FrogJmp

 FrogJmp

Count minimal number of jumps from position X to Y.

Task description A small frog wants to get to the other side of the road. The frog is currently located at position X and wants to get to a position greater than or equal to Y. The small frog always jumps a fixed distance, D. Count the minimal number of jumps that the small frog must perform to reach its target. Write a function: class Solution { public int solution(int X, int Y, int D); } that, given three integers X, Y and D, returns the minimal number of jumps from position X to a position equal to or greater than Y. For example, given: X = 10 Y = 85 D = 30 the function should return 3, because the frog will be positioned as follows: after the first jump, at position 10 + 30 = 40 after the second jump, at position 10 + 30 + 30 = 70 after the third jump, at position 10 + 30 + 30 + 30 = 100 Assume that: X, Y and D are integers within the range [1..1,000,000,000]; X ≤ Y. Complexity: expected worst-case time complexity is O(1); expected worst-case space complexity is O(1).

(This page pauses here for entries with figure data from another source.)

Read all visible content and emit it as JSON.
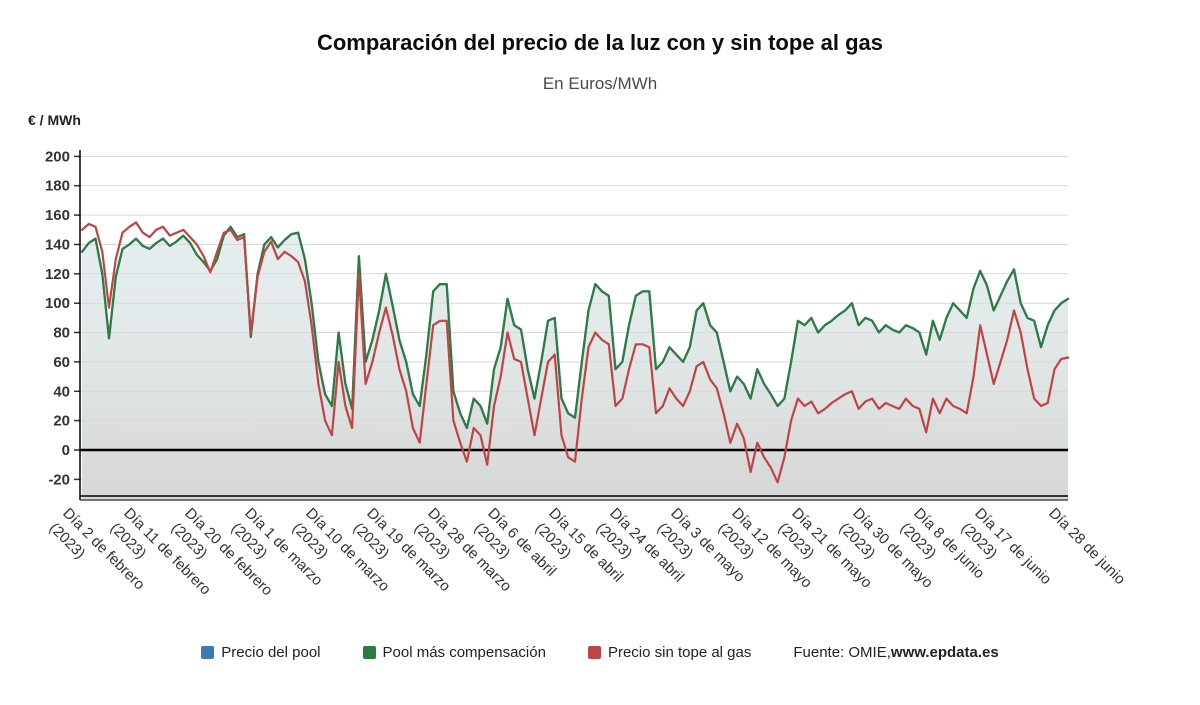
{
  "chart_data": {
    "type": "line",
    "title": "Comparación del precio de la luz con y sin tope al gas",
    "subtitle": "En Euros/MWh",
    "ylabel": "€ / MWh",
    "unit": "€/MWh",
    "grid": true,
    "legend_position": "bottom",
    "ylim": [
      -34,
      205
    ],
    "y_ticks": [
      200,
      180,
      160,
      140,
      120,
      100,
      80,
      60,
      40,
      20,
      0,
      -20
    ],
    "x_axis": {
      "frequency": "daily",
      "n_points": 147,
      "tick_labels": [
        {
          "label": "Día 2 de febrero",
          "year": "(2023)",
          "day_index": 0
        },
        {
          "label": "Día 11 de febrero",
          "year": "(2023)",
          "day_index": 9
        },
        {
          "label": "Día 20 de febrero",
          "year": "(2023)",
          "day_index": 18
        },
        {
          "label": "Día 1 de marzo",
          "year": "(2023)",
          "day_index": 27
        },
        {
          "label": "Día 10 de marzo",
          "year": "(2023)",
          "day_index": 36
        },
        {
          "label": "Día 19 de marzo",
          "year": "(2023)",
          "day_index": 45
        },
        {
          "label": "Día 28 de marzo",
          "year": "(2023)",
          "day_index": 54
        },
        {
          "label": "Día 6 de abril",
          "year": "(2023)",
          "day_index": 63
        },
        {
          "label": "Día 15 de abril",
          "year": "(2023)",
          "day_index": 72
        },
        {
          "label": "Día 24 de abril",
          "year": "(2023)",
          "day_index": 81
        },
        {
          "label": "Día 3 de mayo",
          "year": "(2023)",
          "day_index": 90
        },
        {
          "label": "Día 12 de mayo",
          "year": "(2023)",
          "day_index": 99
        },
        {
          "label": "Día 21 de mayo",
          "year": "(2023)",
          "day_index": 108
        },
        {
          "label": "Día 30 de mayo",
          "year": "(2023)",
          "day_index": 117
        },
        {
          "label": "Día 8 de junio",
          "year": "(2023)",
          "day_index": 126
        },
        {
          "label": "Día 17 de junio",
          "year": "(2023)",
          "day_index": 135
        },
        {
          "label": "Día 28 de junio",
          "year": "",
          "day_index": 146
        }
      ]
    },
    "series": [
      {
        "name": "Precio del pool",
        "color": "#3d7ab5",
        "note": "visualmente coincide con la serie Pool más compensación (queda oculta debajo)",
        "values": [
          135,
          141,
          144,
          120,
          76,
          118,
          137,
          140,
          144,
          139,
          137,
          141,
          144,
          139,
          142,
          146,
          141,
          133,
          128,
          122,
          130,
          146,
          152,
          145,
          147,
          77,
          120,
          140,
          145,
          138,
          143,
          147,
          148,
          130,
          100,
          60,
          38,
          30,
          80,
          45,
          28,
          132,
          60,
          75,
          95,
          120,
          98,
          75,
          60,
          38,
          30,
          65,
          108,
          113,
          113,
          40,
          25,
          15,
          35,
          30,
          18,
          55,
          70,
          103,
          85,
          82,
          55,
          35,
          60,
          88,
          90,
          35,
          25,
          22,
          60,
          95,
          113,
          108,
          105,
          55,
          60,
          85,
          105,
          108,
          108,
          55,
          60,
          70,
          65,
          60,
          70,
          95,
          100,
          85,
          80,
          60,
          40,
          50,
          45,
          35,
          55,
          45,
          38,
          30,
          35,
          60,
          88,
          85,
          90,
          80,
          85,
          88,
          92,
          95,
          100,
          85,
          90,
          88,
          80,
          85,
          82,
          80,
          85,
          83,
          80,
          65,
          88,
          75,
          90,
          100,
          95,
          90,
          110,
          122,
          112,
          95,
          105,
          115,
          123,
          100,
          90,
          88,
          70,
          85,
          95,
          100,
          103
        ]
      },
      {
        "name": "Pool más compensación",
        "color": "#2e7d40",
        "values": [
          135,
          141,
          144,
          120,
          76,
          118,
          137,
          140,
          144,
          139,
          137,
          141,
          144,
          139,
          142,
          146,
          141,
          133,
          128,
          122,
          130,
          146,
          152,
          145,
          147,
          77,
          120,
          140,
          145,
          138,
          143,
          147,
          148,
          130,
          100,
          60,
          38,
          30,
          80,
          45,
          28,
          132,
          60,
          75,
          95,
          120,
          98,
          75,
          60,
          38,
          30,
          65,
          108,
          113,
          113,
          40,
          25,
          15,
          35,
          30,
          18,
          55,
          70,
          103,
          85,
          82,
          55,
          35,
          60,
          88,
          90,
          35,
          25,
          22,
          60,
          95,
          113,
          108,
          105,
          55,
          60,
          85,
          105,
          108,
          108,
          55,
          60,
          70,
          65,
          60,
          70,
          95,
          100,
          85,
          80,
          60,
          40,
          50,
          45,
          35,
          55,
          45,
          38,
          30,
          35,
          60,
          88,
          85,
          90,
          80,
          85,
          88,
          92,
          95,
          100,
          85,
          90,
          88,
          80,
          85,
          82,
          80,
          85,
          83,
          80,
          65,
          88,
          75,
          90,
          100,
          95,
          90,
          110,
          122,
          112,
          95,
          105,
          115,
          123,
          100,
          90,
          88,
          70,
          85,
          95,
          100,
          103
        ]
      },
      {
        "name": "Precio sin tope al gas",
        "color": "#bf4545",
        "values": [
          150,
          154,
          152,
          135,
          97,
          130,
          148,
          152,
          155,
          148,
          145,
          150,
          152,
          146,
          148,
          150,
          145,
          140,
          132,
          121,
          135,
          148,
          150,
          143,
          145,
          80,
          118,
          135,
          142,
          130,
          135,
          132,
          128,
          115,
          85,
          45,
          20,
          10,
          60,
          30,
          15,
          120,
          45,
          60,
          80,
          97,
          78,
          55,
          40,
          15,
          5,
          45,
          85,
          88,
          88,
          20,
          5,
          -8,
          15,
          10,
          -10,
          30,
          50,
          80,
          62,
          60,
          35,
          10,
          35,
          60,
          65,
          10,
          -5,
          -8,
          35,
          70,
          80,
          75,
          72,
          30,
          35,
          55,
          72,
          72,
          70,
          25,
          30,
          42,
          35,
          30,
          40,
          57,
          60,
          48,
          42,
          25,
          5,
          18,
          8,
          -15,
          5,
          -5,
          -12,
          -22,
          -5,
          20,
          35,
          30,
          33,
          25,
          28,
          32,
          35,
          38,
          40,
          28,
          33,
          35,
          28,
          32,
          30,
          28,
          35,
          30,
          28,
          12,
          35,
          25,
          35,
          30,
          28,
          25,
          50,
          85,
          65,
          45,
          60,
          75,
          95,
          80,
          55,
          35,
          30,
          32,
          55,
          62,
          63
        ]
      }
    ],
    "source": {
      "prefix": "Fuente: OMIE, ",
      "site": "www.epdata.es"
    }
  }
}
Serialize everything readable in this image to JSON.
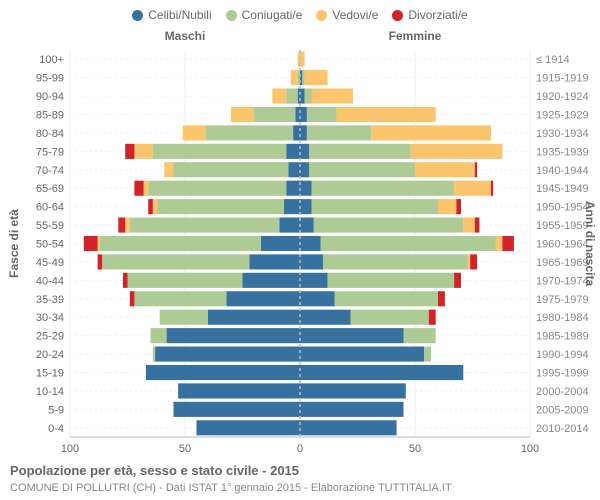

// you can also use imports, for example:
// import java.util.*;
 
// you can write to stdout for debugging purposes, e.g.
// System.out.println("this is a debug message");
 
class Solution {
    public int solution(int X, int Y, int D) {
        // write your code in Java SE 8
        
        int value;
        if(X>=Y)
            return 0;
        else{
            value=(Y-X)/D;
            int value2=(Y-X)%D;
            if(value2>0)
                value++;
        }
        return value;
    }
}